RP: Yeah, so when did you start going fishing in that area?

KY: Oh, I knew after I moved here I started getting interested in going to Crawley and those other places. And so I would, besides, before, before we moved here my daughter's husband and her husband's father knew, loved fishing. And they liked to go up to Crawley and places like that. And so I joined them one time and I liked it so much that ever since then I started fishing, fresh water fishing. I never was a fresh water fisherman before. I didn't even have a pole for fresh water fishing. But my friend, who passed away, liked to go fresh water fishing and he says, "Oh yeah, there's nothing like it." So I says, well, I don't even have a pole for fresh water." So, he helped me find a pole and we started going fishing in the mountains. And I loved it because of the fresh air. And so... I used to do nothing but ocean fishing before. But after that it was nothing but fresh water fishing. Yeah, I loved it.

RP: So what was it like to go back to Manzanar so many years later?

KY: Well, I was curious of course. But it's so different now, where the camps used to be. Nothing like what it used to be. But I'm glad I'm not in that camp anymore.

RP: You were talking about how you got interested in fresh water fishing. Did you, did you ever sneak out of the camp at all at Manzanar?

KY: No.

RP: Did you know about guys who went to...

KY: I knew, I knew people who did do that but I didn't even want to think about it, about going out. But you know what? This guy that I grew up with, he was an upper classman, next grade up, he used to live in the Santa Monica canyon before the war. And so he knew about fishing. Oh, and before that he lived in the canyon and I would go surf fishing with him. I'd go from here to his house over in the Santa Monica canyon. And together we'd go to, go to this beach and surf fish. And that's what I, that's the only thing I did was surf fishing, before, until this fresh water fishing came up. And my friend who, who lives in the valley, he used to do nothing but fresh water fishing before the war. So he says, "How about, how about going fresh water fishing?" I says, "Gee, I don't, I don't have a pole or anything. I don't know anything about that." But he introduced me to fresh water fishing and that's all I did after that. I don't even think about going ocean fishing.

RP: So what are your, what's your overall feeling about your camp experience?

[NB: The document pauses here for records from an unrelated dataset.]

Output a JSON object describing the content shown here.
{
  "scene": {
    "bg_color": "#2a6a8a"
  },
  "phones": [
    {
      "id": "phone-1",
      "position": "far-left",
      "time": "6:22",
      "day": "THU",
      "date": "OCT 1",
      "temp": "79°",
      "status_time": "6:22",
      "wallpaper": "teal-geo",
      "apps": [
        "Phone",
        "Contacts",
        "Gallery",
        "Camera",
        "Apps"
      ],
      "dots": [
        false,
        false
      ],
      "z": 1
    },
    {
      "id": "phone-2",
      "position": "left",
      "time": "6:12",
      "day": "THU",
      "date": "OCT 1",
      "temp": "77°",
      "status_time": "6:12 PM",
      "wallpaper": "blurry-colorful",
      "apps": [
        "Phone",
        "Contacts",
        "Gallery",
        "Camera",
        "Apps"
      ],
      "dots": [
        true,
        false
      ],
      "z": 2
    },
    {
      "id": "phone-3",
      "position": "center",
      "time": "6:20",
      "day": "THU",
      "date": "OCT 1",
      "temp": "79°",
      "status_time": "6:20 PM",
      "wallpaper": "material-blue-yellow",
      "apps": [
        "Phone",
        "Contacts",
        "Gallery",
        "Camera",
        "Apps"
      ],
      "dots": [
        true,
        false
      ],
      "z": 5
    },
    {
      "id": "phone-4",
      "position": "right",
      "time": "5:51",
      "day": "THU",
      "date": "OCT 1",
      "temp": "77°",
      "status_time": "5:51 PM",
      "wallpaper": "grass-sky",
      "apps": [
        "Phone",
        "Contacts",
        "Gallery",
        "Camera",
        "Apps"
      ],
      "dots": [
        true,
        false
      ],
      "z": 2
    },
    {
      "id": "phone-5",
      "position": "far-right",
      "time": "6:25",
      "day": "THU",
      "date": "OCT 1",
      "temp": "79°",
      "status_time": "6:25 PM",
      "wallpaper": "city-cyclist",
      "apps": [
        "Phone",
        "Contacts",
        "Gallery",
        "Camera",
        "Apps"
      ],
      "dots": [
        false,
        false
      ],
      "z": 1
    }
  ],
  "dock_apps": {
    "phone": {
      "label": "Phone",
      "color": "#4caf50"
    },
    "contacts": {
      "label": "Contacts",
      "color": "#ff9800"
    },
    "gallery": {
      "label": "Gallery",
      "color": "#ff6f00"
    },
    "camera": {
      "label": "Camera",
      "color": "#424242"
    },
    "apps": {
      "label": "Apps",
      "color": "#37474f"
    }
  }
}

KY: Well, I didn't mind it. I thought it was a good time to meet new friends and... well, I was gonna say something. This guy that I used to go surf fishing with, when he was in camp his brother and himself and his father, that's three of 'em, would do what you were talking about, sneaking out of camp and go fishing up in the mountains. Well, that's what they did one time. They snuck out of camp and they went fishing up in the mountains. Well, the father and the two sons got separated. They decided to go different, different ways. And so they went fishing that way and after they had enough fishing they wanted to go back to camp. So they snuck back into camp and before they got to camp they decided to meet someplace so they can all come back together. Well, the sons got to the spot where they were supposed to meet their father and he never showed up. So they said, well, we'd better go back to camp anyway and the father would probably come later on. So they went back to camp and they waited and waited and the father never came back. And so they finally had to tell the authorities that their father was out there in the mountains, he had never came back. So they had a search party searching for them. And they still couldn't find him until one time these guys that patrol the mountains, I don't know what they do but they regularly patrol the mountains, and they found him. He, what happened was that he was probably on the hillside and he stumbled down and killed himself and he was unable to move. And so that's what he died of, exposure. But they were able to collect some things of his and make, have a funeral with, with what they could collect from his body. And so that was one incident that involved my friends and Manzanar, how he, how he died. But he still lives over here, not far from my house.

RP: What's his name?

KY: Matsumura.

RP: Matsumura.

KY: Yeah.

RP: And the son, his first name?

KY: Huh?

RP: Do you remember his first name? The gentleman who lives just a little ways from here?

KY: Yeah, Matsumura.

RP: Is that his... that's his last name right?

KY: Yeah, that's his last name.

RP: Oh, okay.

KY: Mas Matsumura.

RP: Oh Mas, okay.

KY: Yeah, and then before the war he was a class ahead of me and he was a good football player. He was known for kicking field goals. And he was a, he was kind of a strange guy, very quiet. But he always lived in the canyon and the teacher from the school used to drive a school bus and pick up kids like that who live in the valley, in the canyon, to come to the school. And I think what happened was this, the teacher or the school says, why don't you kids -- they lived, the way you get in the canyon is on Seventh Street you come to the place where there's a road that goes down into the canyon -- and they told 'em, "Why don't you kids come up to, walk up to the top of the road where Santa Monica goes into the canyon? Why don't you guys walk up there so the teacher won't have to go down into the canyon?" Something like that and they took offense about that. And so they quit going to Japanese school. But he was in my class, in the Japanese school class. And so they never came back anymore. But he wasn't able to go to school anymore and continue Japanese school. And yet his parents were responsible for starting a Japanese school, a Santa Monica Japanese school. They were the ones that were the initial people who started the Japanese school. Isn't that funny?